Mi excelentísimo, prudente geógrafo, permítame hacer a su merced una breve plática en términos poco amables, si es de parecer, pero sinceros, si ha de saber usted a ciencia cierta, porque, sabio cartógrafo marítimo, me parece incongruente, mi excelso señor, que permanezca usted envuelto en mármol, sin cosa mayor de hacer, tomando el mundo en sus manos, mientras lo más cercano o parecido a un minúsculo océano esté frente a vuestra visión, en forma congelada: la fuente apenas expele sus pequeños chorros y el agua lucha por no congelarse, en su ejercicio continuo, desde muchas eras posteriores al año de 1569, el año que usted ideó, empleando soberbio tino y sabiduría expresa, el primer mapa que habría de dar buena y grandísima guía a los navegantes y que el señor Poe habría de consultar, o por lo menos conocer, para otorgar vida a sus relatos y aventuras del marino Gordon Pym y para describir, con maestría literaria, los aconteceres ocurridos en Un descenso en el Maesltröm, porque, retomando el hilo de mi relación, como parece, llegará un día en que los océanos se conviertan en hielo y uno deje de navegar, estimado Gerardus, y quizá usted pueda inclinar algo el orbe con extrema diligencia para ver si se derrama un atisbo del agua y todo el clima cambia, seguramente provocado por la nostalgia que tiene su merced de escuchar el correr del agua con su solemne presencia enfrente suyo, en este jardín ahora nevado, pero en el que usted permanece, a su salvo, aún sin decir más palabras o hacer ágiles aspavientos, como es de harto notar, cubierto de mármol y, en estas épocas, por si fuera poco, señor Gerhard Kremer Mercator, atosigado por la nieve. Apenas me dirijo a vuestra merced, que me cala el frío, desfallezco y usted permanece jubiloso, por lo menos es decir, tan campante.

Vuestro humilde servidor, Dn. Marqués de La Puerta, quien se congela a un paso de su mirada y guarda la expectativa de que su excelencia elabore un nuevo mapa para hacer brotar aunque fuere un modesto rayo de sol para renunciar, ahora que permanezco ya vuelto hielo, a observarle observando el mundo.

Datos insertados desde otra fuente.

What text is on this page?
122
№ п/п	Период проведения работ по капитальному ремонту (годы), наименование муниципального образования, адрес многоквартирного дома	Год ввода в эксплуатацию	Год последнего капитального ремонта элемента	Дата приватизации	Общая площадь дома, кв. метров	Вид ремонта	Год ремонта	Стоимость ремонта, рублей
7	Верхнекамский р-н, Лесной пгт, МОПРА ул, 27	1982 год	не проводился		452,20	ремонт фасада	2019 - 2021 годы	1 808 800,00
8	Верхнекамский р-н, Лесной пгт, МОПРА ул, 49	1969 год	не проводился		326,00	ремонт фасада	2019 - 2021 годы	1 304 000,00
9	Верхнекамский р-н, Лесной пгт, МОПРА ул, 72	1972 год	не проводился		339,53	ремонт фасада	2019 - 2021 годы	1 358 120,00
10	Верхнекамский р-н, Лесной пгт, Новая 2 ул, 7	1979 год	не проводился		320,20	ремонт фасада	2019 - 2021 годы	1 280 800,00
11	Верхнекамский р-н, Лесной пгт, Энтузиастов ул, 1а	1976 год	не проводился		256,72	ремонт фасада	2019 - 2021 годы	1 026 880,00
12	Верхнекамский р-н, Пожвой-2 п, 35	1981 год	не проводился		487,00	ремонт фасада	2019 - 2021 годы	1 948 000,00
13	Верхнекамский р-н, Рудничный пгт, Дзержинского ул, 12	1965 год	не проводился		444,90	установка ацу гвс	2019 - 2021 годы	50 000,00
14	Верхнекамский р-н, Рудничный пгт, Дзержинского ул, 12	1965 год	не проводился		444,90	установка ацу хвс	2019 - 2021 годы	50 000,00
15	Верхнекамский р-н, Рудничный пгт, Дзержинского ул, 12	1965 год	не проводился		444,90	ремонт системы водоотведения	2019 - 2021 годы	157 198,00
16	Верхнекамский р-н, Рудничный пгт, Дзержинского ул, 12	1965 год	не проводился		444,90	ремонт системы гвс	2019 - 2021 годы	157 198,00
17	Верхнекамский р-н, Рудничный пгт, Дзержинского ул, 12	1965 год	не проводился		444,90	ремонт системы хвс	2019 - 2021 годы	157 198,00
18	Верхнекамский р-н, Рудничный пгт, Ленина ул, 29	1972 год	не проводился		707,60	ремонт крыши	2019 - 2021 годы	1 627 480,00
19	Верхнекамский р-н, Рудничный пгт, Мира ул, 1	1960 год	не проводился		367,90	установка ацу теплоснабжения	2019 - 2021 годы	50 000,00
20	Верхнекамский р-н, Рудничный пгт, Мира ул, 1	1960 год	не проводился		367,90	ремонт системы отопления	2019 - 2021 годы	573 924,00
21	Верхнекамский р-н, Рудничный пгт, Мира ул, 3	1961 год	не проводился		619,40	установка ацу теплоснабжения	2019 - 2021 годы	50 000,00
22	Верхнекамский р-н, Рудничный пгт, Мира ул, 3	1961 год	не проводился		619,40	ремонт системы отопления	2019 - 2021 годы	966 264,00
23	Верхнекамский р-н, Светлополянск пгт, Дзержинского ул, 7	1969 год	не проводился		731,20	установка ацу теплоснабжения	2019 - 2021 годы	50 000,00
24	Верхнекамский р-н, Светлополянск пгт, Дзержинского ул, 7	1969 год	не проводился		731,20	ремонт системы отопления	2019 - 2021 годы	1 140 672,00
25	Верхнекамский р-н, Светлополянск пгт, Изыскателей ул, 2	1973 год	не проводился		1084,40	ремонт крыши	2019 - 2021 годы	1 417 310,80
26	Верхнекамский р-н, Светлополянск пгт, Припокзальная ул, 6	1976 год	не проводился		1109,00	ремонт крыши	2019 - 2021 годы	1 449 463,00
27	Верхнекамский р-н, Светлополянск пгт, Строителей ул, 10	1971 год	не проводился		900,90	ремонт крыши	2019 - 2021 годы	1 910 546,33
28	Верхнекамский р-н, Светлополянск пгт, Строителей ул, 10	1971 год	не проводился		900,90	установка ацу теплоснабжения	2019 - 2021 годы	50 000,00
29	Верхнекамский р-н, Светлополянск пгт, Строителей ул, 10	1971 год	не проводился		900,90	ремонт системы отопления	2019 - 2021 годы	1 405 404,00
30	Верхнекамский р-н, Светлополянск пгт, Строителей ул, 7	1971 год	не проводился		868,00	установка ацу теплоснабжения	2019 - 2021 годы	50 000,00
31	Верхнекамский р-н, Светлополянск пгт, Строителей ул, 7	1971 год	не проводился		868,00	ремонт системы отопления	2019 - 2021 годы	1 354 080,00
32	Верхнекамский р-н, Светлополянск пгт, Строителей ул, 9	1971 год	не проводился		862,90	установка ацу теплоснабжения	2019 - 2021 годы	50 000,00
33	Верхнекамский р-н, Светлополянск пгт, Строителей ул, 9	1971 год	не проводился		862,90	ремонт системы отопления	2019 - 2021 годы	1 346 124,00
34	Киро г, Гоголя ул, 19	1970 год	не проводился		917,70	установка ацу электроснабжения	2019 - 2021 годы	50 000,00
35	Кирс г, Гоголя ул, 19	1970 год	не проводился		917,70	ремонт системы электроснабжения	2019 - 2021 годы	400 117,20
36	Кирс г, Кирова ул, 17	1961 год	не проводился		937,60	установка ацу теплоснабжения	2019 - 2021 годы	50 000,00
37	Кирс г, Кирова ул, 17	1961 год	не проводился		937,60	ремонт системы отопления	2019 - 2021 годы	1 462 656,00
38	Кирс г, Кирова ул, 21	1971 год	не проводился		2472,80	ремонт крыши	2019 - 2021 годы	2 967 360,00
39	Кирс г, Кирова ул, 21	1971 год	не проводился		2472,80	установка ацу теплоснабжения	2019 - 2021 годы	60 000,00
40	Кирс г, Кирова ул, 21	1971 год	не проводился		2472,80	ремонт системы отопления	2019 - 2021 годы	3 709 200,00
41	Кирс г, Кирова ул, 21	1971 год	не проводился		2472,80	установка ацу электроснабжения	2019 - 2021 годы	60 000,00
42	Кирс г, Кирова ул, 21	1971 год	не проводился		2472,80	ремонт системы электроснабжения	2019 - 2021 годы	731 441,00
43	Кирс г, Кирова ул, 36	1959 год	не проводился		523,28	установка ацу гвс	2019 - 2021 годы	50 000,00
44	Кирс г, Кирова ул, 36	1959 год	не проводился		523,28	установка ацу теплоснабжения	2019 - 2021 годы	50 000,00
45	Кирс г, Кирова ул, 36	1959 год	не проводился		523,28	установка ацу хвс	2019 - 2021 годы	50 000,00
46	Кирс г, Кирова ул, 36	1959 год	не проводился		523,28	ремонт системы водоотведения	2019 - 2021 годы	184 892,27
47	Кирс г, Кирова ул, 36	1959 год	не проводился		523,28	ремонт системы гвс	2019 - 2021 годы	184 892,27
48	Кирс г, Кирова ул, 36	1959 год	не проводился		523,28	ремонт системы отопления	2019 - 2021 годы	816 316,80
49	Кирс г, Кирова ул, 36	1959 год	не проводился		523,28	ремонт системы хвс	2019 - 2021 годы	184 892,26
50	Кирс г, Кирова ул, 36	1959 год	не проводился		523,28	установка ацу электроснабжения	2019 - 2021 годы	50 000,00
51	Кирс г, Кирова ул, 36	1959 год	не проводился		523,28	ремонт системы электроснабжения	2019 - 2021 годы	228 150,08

miércoles, 5 de enero de 2011

Noche albina

Es pasar en un mundo donde todo es borroso. Caminar frente al abismo mientras los reflectores como aves de presa hacen mella de la presencia de quien atraviesa por el espacio abierto que los edificios han dejado, como un pequeño territorio para guardar al aire y al frío. Muy cerca del Edificio Tin Tin, las sombras se tambalean sobre la nieve, mientras la gran tormenta cae a peso de estancia bajo las farolas. Pocas almas se adentran en la piel de la noche mientras la nieve cae, sin prisa, al mantener el tiempo de su lado, dando cobijo a las calles que, sin poder quejarse, reciben la helada presencia, insensibles, inamovibles.

Procuran caminar las sombras, hacerse a un lado, buscar cobijo, el buen cobijo de una casa calentita, de una cama con cobijas térmicas o, si no es posible, de un espacio en la entrada de un edificio donde no caiga ni un dedo de nieve, como he visto, como vi a la gente acomodándose en esos espacios para pasar una noche de infierno en invierno. Y otros, caminar bajo la noche con el andar sin presunción, sin apremio, deslizando sus huellas en la albura, que serán devoradas en segundos por la escarcha, el gigante hambriento suelto, escaso paseo nocturno que deviene en nada, al tomar la calle la inconsciente nieve. Así, las farolas se divierten con sus luces, la nieve resplandece al deslizarse sobre el viento, erizarse al toque del abrigo, de la bufanda, de la bota, y prenderse a las telas sin reparo.

Andar, así, con cámara en mano, con la escasa chamarra y una bufanda marrón que viene de otras latitudes, en una noche de invierno, me convierte también en una sombra, que deviene intruso en el paisaje que pretende retener un solo color bajo su manto de plena algaba. La calle enlucida se arremolina sobre sí, y entretiene en su blancura a los transeúntes que, como yo, están a cielo abierto con su sola animalidad encima.

Corte a la piel con el viento frío, quejumbroso, violento, de esta noche: los copos de luz destellan con presencia ausente de tibieza y tras el lente busco, tal vez, el resplandor final que me permita arremeter, completo, hacia mi existencia fría, convertido en ser de nieve, actor helado, ser que crepita con su propia mirada enardecida de necio estar en una noche albina.